'Guerra dos vídeos': PT aprende a usar IA e reacende militância

 Em meio ao debate sobre taxação de super-ricos, colou nas redes a narrativa de que 'andar de cima' deve pagar mais

A "guerra de vídeos" iniciada pelo PT no último fim de semana colocou em evidência o uso de inteligência artificial e da linguagem de redes sociais como instrumentos de batalha ideológica. O episódio dá dicas também sobre a forma e o conteúdo dos materiais que serão preparados para a campanha eleitoral de 2026. A novidade é que a esquerda parece ter acordado para essa nova realidade da comunicação política, em um campo onde a direita tem trafegado com muito mais desenvoltura.


O partido do presidente Lula recorreu à IA para defender a taxação dos super-ricos em um vídeo com estética propositalmente tosca.
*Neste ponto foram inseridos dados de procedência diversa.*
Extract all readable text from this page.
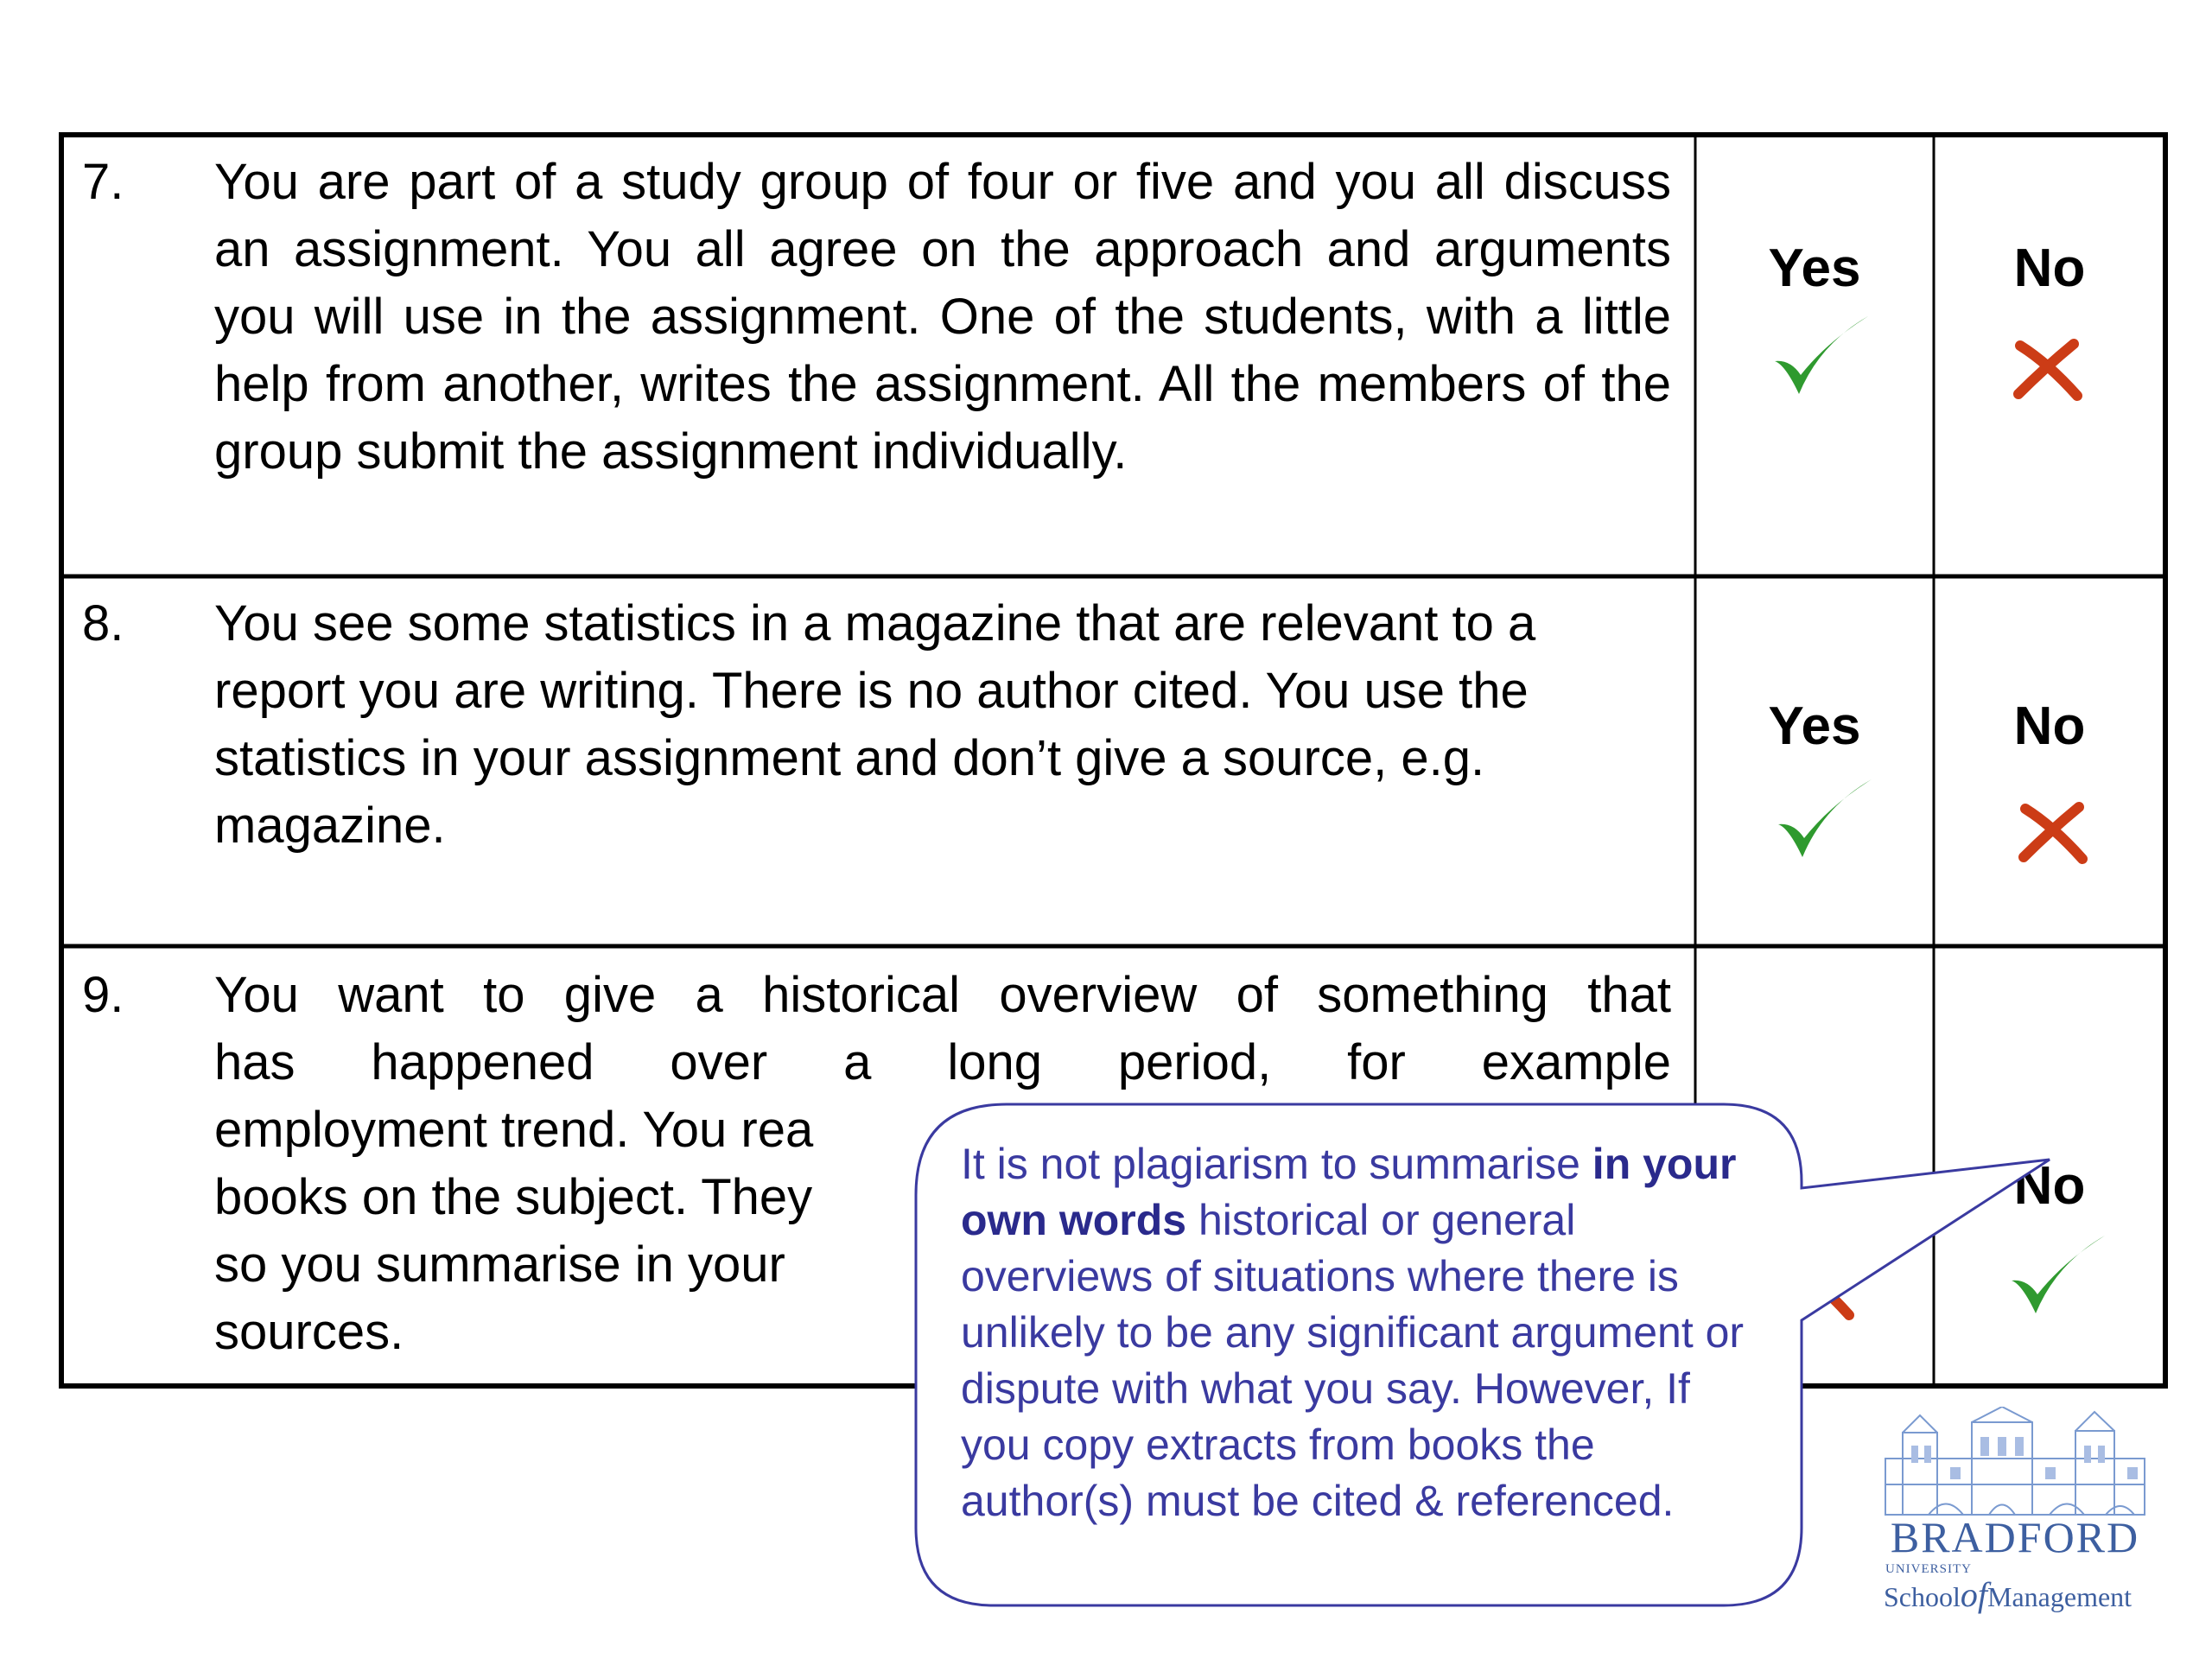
7. You are part of a study group of four or five and you all discuss an assignment. You all agree on the approach and arguments you will use in the assignment. One of the students, with a little help from another, writes the assignment. All the members of the group submit the assignment individually.
Yes	No
8. You see some statistics in a magazine that are relevant to a report you are writing. There is no author cited. You use the statistics in your assignment and don’t give a source, e.g. magazine.
Yes	No
9. You want to give a historical overview of something that
has happened over a long period, for example
employment trend. You rea
books on the subject. They
so you summarise in your
sources.
No
It is not plagiarism to summarise in your own words historical or general overviews of situations where there is unlikely to be any significant argument or dispute with what you say. However, If you copy extracts from books the author(s) must be cited & referenced.
BRADFORD
UNIVERSITY
SchoolofManagement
Nele, brasileiros pobres e de classe média carregam fardos de impostos em um cenário semiárido, enquanto um humanoide rico segura um saquinho de taxa.
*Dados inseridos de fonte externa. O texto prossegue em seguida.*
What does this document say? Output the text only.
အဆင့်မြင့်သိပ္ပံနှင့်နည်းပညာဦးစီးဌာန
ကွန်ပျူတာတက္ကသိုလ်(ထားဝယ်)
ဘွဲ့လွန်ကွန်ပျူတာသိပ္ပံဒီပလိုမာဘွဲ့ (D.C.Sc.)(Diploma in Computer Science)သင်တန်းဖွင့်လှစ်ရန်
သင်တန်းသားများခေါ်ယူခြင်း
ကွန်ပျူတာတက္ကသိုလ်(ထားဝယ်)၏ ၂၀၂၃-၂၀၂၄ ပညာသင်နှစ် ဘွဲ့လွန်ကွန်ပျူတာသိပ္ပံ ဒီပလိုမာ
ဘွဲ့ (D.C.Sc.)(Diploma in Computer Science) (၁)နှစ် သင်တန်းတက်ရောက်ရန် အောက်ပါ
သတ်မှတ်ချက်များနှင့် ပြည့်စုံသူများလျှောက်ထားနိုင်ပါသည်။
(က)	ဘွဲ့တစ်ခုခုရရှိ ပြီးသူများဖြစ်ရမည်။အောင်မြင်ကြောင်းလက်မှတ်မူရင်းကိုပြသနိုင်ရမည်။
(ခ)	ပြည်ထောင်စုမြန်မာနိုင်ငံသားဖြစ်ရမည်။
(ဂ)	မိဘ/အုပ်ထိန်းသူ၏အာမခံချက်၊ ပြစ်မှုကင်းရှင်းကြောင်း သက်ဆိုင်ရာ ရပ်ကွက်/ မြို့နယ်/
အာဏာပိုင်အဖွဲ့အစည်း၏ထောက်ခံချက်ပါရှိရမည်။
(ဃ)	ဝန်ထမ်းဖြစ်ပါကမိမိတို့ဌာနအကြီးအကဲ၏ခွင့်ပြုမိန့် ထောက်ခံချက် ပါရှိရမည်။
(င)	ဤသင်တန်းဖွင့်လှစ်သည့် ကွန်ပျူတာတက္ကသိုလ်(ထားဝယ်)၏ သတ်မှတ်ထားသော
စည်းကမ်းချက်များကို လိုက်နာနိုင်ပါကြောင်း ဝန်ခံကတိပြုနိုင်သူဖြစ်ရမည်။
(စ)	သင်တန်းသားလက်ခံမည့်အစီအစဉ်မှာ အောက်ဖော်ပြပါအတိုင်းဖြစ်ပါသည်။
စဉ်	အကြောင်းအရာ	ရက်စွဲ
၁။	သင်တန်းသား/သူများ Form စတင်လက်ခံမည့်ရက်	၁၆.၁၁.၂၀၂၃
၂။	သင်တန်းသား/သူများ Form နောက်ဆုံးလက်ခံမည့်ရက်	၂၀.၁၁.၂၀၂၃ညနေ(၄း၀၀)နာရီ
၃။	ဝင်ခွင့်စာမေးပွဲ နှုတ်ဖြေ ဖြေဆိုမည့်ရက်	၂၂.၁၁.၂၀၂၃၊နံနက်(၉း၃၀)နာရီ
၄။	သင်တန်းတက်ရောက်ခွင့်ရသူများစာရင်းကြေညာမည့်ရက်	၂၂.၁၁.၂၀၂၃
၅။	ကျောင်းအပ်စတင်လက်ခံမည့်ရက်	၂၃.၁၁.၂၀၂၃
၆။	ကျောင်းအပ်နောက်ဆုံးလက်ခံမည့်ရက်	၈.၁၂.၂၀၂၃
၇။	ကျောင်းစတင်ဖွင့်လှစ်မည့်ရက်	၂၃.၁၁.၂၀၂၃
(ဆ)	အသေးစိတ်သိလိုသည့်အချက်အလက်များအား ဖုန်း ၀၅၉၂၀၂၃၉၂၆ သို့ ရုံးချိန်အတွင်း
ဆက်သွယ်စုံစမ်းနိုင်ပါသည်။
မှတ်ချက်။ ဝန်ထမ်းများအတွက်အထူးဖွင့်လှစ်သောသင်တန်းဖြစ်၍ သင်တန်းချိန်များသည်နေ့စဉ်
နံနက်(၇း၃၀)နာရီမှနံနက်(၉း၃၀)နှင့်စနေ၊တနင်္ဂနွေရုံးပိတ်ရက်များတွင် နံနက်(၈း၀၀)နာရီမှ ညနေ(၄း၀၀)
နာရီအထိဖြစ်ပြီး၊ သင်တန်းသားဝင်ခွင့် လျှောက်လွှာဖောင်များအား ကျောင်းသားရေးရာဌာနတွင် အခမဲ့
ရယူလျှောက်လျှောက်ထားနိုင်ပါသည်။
O material provocou respostas do governador de Minas Gerais, Romeu Zema (Novo), e do senador Ciro Nogueira (PP-PI), que utilizaram a mesma ferramenta para tentar mostrar que quem coloca o peso dos tributos nos ombros da população é o governo.

Na última segunda-feira (30), o presidente da Câmara, Hugo Motta (Republicanos-PB), produziu um Hoogle, como batizou seus vídeos com linguagem de TikTok, para criticar a polarização social do PT.

A novidade estética salta aos olhos. Mas profissionais envolvidos na produção desses vídeos disseram à coluna que o evento mostra que o conteúdo continua sendo mais relevante do que a forma. O visual precário da peça do PT, longe de ser um erro, foi feito para evitar a confusão com uma deep fake. Mas cumpriu um efeito simbólico e mobilizador.

O vídeo conseguiu reacender a militância petista em torno de uma bandeira nova: o andar de cima precisa pagar mais imposto, a fim de aliviar a barra para os do andar de baixo. O PT ensaia, com isso, uma tentativa de substituir a marca já desgastada do Bolsa Família e da redução da pobreza, que na definição de um marqueteiro petista soa junto à população como "um cheque já descontado".

"O pulo do gato é o posicionamento político", afirmou um dos especialistas ouvidos. "A novidade não é o uso da IA, mas o uso da IA para uma causa."

Freud, Lincoln, Mandela e ChatGPT

Para esses profissionais contratados pelos partidos, a inteligência artificial já faz parte do jogo. Mesmo que a campanha de 2026 ainda não esteja nas ruas, é consenso que a IA será utilizada desde a criação de roteiros, passando por planejamento estratégico, até simulações de entrevistas e debates, como já vem ocorrendo nos materiais produzidos neste ano pré-eleitoral.

"Hoje, não é mais preciso ter cinco jornalistas para treinar um candidato, fazer um media training. Eu simulo a entrevista e o debate dentro de uma IA. Ela já cria perguntas e respostas de forma perfeita", conta uma das fontes.

Esse profissional diz, por exemplo, utilizar prompts (instruções dadas à IA com determinada finalidade) inspirados em Freud, Jung e Lacan para criar narrativas e dar impacto emocional às mensagens. Em outros casos, ele programa a IA com base em Abraham Lincoln, Cícero e Nelson Mandela, mestres na oratória, para escrever discursos políticos.

"A comunicação depende muito mais do contexto do que da vontade", resume um marqueteiro. "O uso da IA reduz custos, acelera processos e amplia a capacidade de criação, mas não substitui a clareza do posicionamento político sobre determinado tema nem a coerência da mensagem com a realidade percebida pela população."

Governo de olho nas plataformas

Ainda no campo da tecnologia, uma frente que preocupa o governo é a influência cada vez maior das redes sociais em processos eleitorais mundo afora. Um dos focos é o papel de grandes plataformas digitais e seus donos — como Elon Musk, proprietário do X — na disseminação de conteúdos e na moderação (ou ausência dela) do debate político.

O Planalto também estuda casos como o da Alemanha, onde autoridades acusaram plataformas de dificultar o combate à desinformação, e o da Indonésia, onde vídeos criados com IA interferiram no debate sobre segurança pública em meio ao processo eleitoral de 2024.

Mas, no caso da recente batalha dos vídeos, governo e marqueteiros petistas se veem como vencedores. Em meio ao debate sobre a taxação dos super-ricos, a narrativa de que o "andar de cima" deve pagar mais colou nas redes, com quase 4 milhões de menções a hashtags negativas ao Congresso. O feito, digno do "deputado tiktoker" Nikolas Ferreira (PL-MG), conferiu ao PT uma rara vitória nas redes, onde o bolsonarismo ainda impera.